Thursday, January 24, 2008

When a Dragon Fights

This article (tip to Weekly Standard) reports on a RAND study based on Chinese language documents on how China would open a war against American forces:


Element of surprise
When it comes to conflict with the U.S., Chinese military analysts favor age-old schoolyard wisdom: Throw the first punch and hit hard.

“Future conflicts are likely to be short, intense affairs that might consist of a single campaign,” Cliff said. “They’re thinking about ways to get the drop on us. Most of our force is not forward-deployed.”

China’s experts concede its army would lose a head-on fight, with one senior colonel comparing such a scenario to “throwing an egg against a rock.” Instead, the Chinese would attempt what Rand calls an “anti-access” strategy: slowing the deployment of U.S. forces to the Pacific theater, damaging operations within the region and forcing the U.S. to fight from a distance.

“Taking the enemy by surprise,” one Chinese military expert wrote, “would catch it unprepared and cause confusion within and huge psychological pressure on the enemy and help [China] win relatively large victories at relatively small costs.” Another military volume suggests feigning a large-scale military training exercise to conceal the attack’s buildup.

The Dragon’s Lair
Striking U.S. air bases — specifically command-and-control facilities, aircraft hangars and surface-to-air missile launchers — would be China’s first priority if a conflict arose, according to Rand’s report.

U.S. facilities in South Korea and Japan, even far-south Okinawa, sit within what Rand calls the “Dragon’s Lair”: a swath of land and sea along China’s coast. This is an area reachable by cruise missiles, jet-borne precision bombs and local covert operatives. Air Force bases within this area include Osan and Kunsan in South Korea, as well as Misawa, Yokota and Kadena in Japan.

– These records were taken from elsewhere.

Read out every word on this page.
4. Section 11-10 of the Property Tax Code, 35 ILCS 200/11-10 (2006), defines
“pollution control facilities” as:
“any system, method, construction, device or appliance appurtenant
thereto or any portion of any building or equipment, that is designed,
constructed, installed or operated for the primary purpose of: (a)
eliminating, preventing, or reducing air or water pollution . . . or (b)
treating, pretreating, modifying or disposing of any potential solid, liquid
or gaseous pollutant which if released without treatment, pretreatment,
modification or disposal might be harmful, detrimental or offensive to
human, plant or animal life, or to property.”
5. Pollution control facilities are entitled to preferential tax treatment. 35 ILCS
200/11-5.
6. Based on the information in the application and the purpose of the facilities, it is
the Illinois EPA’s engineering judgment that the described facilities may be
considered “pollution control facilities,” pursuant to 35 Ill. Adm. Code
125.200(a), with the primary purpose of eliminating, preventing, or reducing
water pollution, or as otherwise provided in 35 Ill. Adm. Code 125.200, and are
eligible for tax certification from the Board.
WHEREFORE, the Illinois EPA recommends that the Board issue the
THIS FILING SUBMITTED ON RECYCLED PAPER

This scenario reflects what I've written in that I think China would hit hard and move fast to win a war quickly. I don't necessarily buy that all the tricks the monograph sets forth will work, but at least some Chinese authors believe they will work. The key point is that regardless of what specific weapons are used, the thinking behind their use reflects geography and the balance of forces. Overall, we are far superior in military power. But based on geography, China could have an advantage in power in the western Pacific for a short period of time before we can deploy our distant power to the western Pacific.

This is an "anti-access" strategy to deny our forces access to the theater. By delaying our deployment, the Chinese extend their period of advantage long enough to achieve their objective. And then they believe the war ends.

The Chinese hope to beat us before we can shift the balance of forces in the western Pacific, as the RAND publication states:


The net result of these effects could be that the United States would actually be defeated in a conflict with China—not in the sense that the U.S. military would be destroyed but in the sense that China would accomplish its military and political objectives while preventing the United States from accomplishing some or all of its political and military objectives. Moreover, even if Chinese antiaccess measures did not result in the outright defeat of the United States, they would likely make it significantly more costly for the United States to operate in the region, and these costs could even rise to the point at which the United States was unwilling to pay them. Finally, even if Chinese antiaccess strategies did not result in the United States being unwilling or unable to defeat China, Chinese decisionmakers might convince themselves that they would cause the United States to be unwilling or unable to intervene successfully. If the decisionmakers then chose to take actions that would cause China to come into conflict with the United States, the result would be a costly and bloody war that would not otherwise have occurred.


This also raises the point that I've made in the past that that if Chinese leaders believe that they can win because they've found our weak point to defeat us, that we can't move fast enough to effectively enter the fight, or that we won't risk a major fight because we are too afraid of casualties, the Chinese will risk war with America.

So discussions of China's vulnerability to a blockade of their energy imports and manufactured exports as a reason why China wouldn't dare risk a war with us fall flat when you realize that China does not share our assumption. They may very well believe that we simply cannot or will not fight a war long enough to impose a blockade. By assuming a short war, the Chinese leaders have eliminated the chance that they could be brought to their knees by a blockade--or that they might have to use nuclear weapons to get us to end our blockade.

The RAND study does not write about what the Chinese would do with the advantage they gain from a first strike. I have to wonder, given the Chinese assumptions in play about our will to fight, whether the rulers of China have even given much thought to what happens after their initial strike.

Too many here think that the threat from dragons is a myth. But that's our logic. But if you believe you are a dragon, you will fight like a dragon, no matter how illogical that might seem to us.